Mr. Wright is looking at me and I wonder how long I have been silent.

“What was your reaction to the postmortem?” he asks.

“Strangely, I didn’t mind about what happened to her body,” I say, deciding to keep Chagall and trailing clouds of glory in reverse to myself. But I will confide in him a little. “A child’s body is so much a part of who they are, maybe because we can hold a little boy in our arms. We can hold the whole of him. But when we grow too large to be held, our body no longer defines us.”

“When I asked you what your reaction was to the postmortem, I meant whether you believed its findings.”

I am hotly embarrassed but thankful that I at least kept Chagall to myself. His face softens as he looks at me. “I’m glad I wasn’t clear.”

I still feel heatedly ridiculous but smile back at him, a tentative first step to laughing at myself. And I think I knew, really, that he wanted me to talk about its findings. But just as I’d chosen to ask DS Finborough why the postmortem had been done so quickly, with Mr. Wright I was again putting off its results. Now I must address it.

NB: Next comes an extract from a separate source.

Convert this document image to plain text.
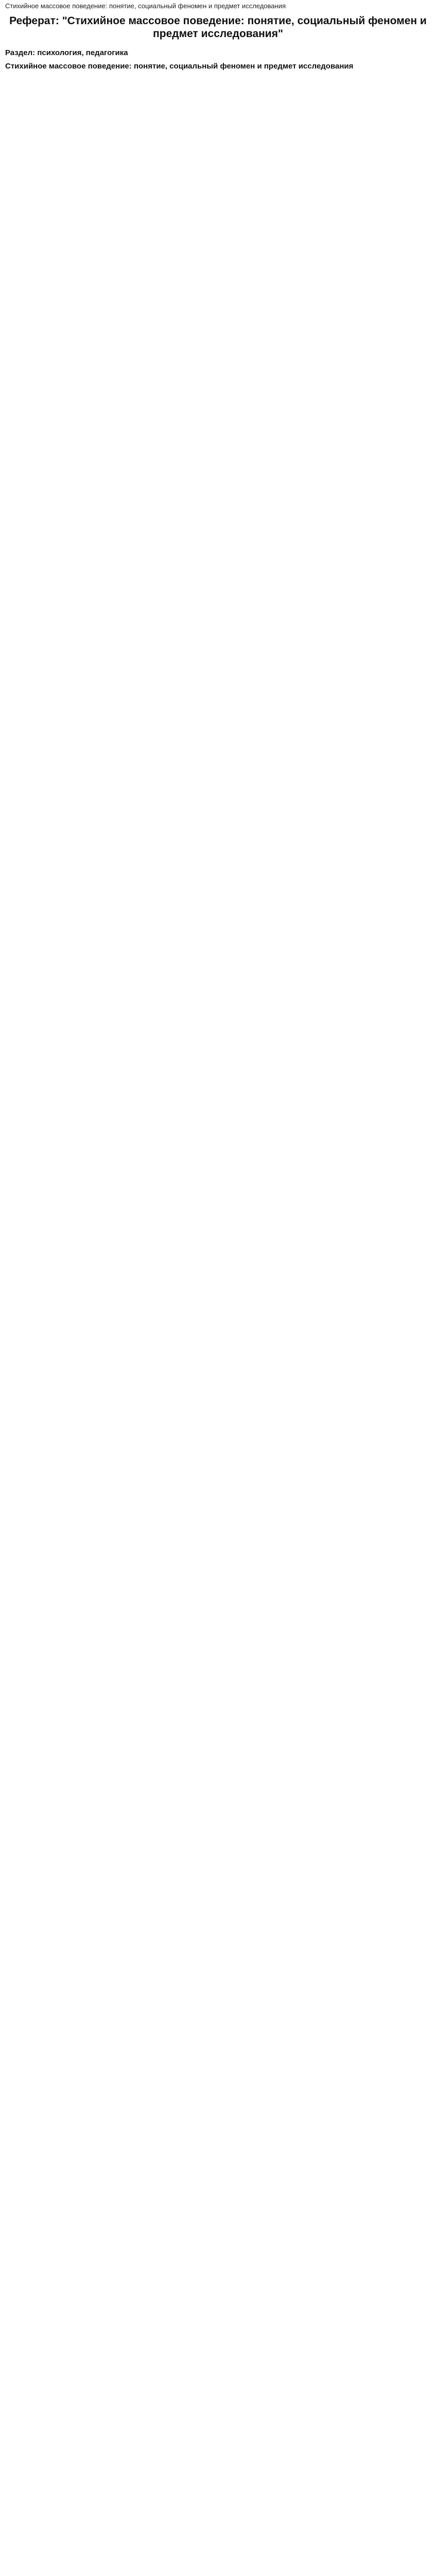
Стихийное массовое поведение: понятие, социальный феномен и предмет исследования
Реферат: "Стихийное массовое поведение: понятие, социальный феномен и предмет исследования"
Раздел: психология, педагогика
Стихийное массовое поведение: понятие, социальный феномен и предмет исследования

“Later that day DS Finborough came round to the flat with the postmortem report, to give me the results.”

He’d said he’d rather do it in person and I thought it kind of him.

From your sitting-room window I watched DS Finborough coming down the steep basement steps, and I wondered if he was walking slowly because they were slippery with ice or because he was reluctant to have this meeting. Behind him was PC Vernon, her sensible shoes giving her a good grip, her gloved hand holding the railing just in case—a sensible woman who had children at home to look after that evening.

DS Finborough came into your sitting room but didn’t sit down or take off his coat. I’d tried to bleed your radiators but your flat was still uncomfortably cold.

“I’m sure you’ll be relieved to know that Tess’s body showed no evidence of any sexual assault.”

That you had been raped had been an unarticulated anxiety, corrosively hideous at the edge of my imagining. I felt relief as a physical force.

DS Finborough continued, “We know for definite now that she died on Thursday, the twenty-third of January.”

It confirmed what I already knew, that you had never made it out of the park after seeing Simon.

“The postmortem shows that Tess died because of bleeding from the lacerations to her arms,” continued DS Finborough.

“There are no signs of any struggle. There’s no reason to believe that anyone else is involved.”

It took a moment for the meaning of his words to make sense, as if I were translating a foreign language into my own.

“The coroner has returned a verdict of suicide,” he said.

“No. Tess wouldn’t kill herself.”

DS Finborough’s face was kind. “Under normal circumstances I’m sure you’d be right, but these weren’t normal circumstances, were they? Tess was suffering not only grief but also postpartum—”

I interrupted him, angry that he dared tell me about you when he didn’t know you. “Have you ever watched someone die from cystic fibrosis?” I asked. He shook his head, and was going to say something, but I headed him off. “We watched our brother struggling to breathe and we couldn’t help him. He tried so hard to live, but he drowned in his own fluid and there was nothing we could do. When you’ve watched someone you love fight for life, that hard, you value it too highly to ever throw it away.”

“As I said, in normal circumstances, I’m sure—”

“In any circumstances.”

My emotional assault had not dented his certainty. I would have to convince him with logic: muscular, masculine argument. “Surely there must be a connection to the threatening phone calls she was getting?”

“Her psychiatrist told us that they were most likely all in her head.”

I was astonished. “What?”

“He’s told us that she was suffering from postpartum psychosis.”

“The phone calls were delusional and my sister was mad? Is that it now?”

“Beatrice—”

“You told me before that she was suffering from postpartum depression. Why has that suddenly changed to psychosis?”

Against my hectoring anger, his tone was so measured. “From the evidence, that seems now to be the most probable.”

“But Amias said the phone calls were real, when he reported her missing, didn’t he?”

“But he was never actually there when she got one of the phone calls.”

I thought about telling him that your phone was unplugged when I arrived. But that didn’t prove anything. The calls could still have been delusional.

“Tess’s psychiatrist has told us that symptoms of postpartum psychosis include delusions and paranoia,” DS Finborough continued. “Sadly, many of the women suffering also have thoughts of harming themselves, and tragically some actually do.”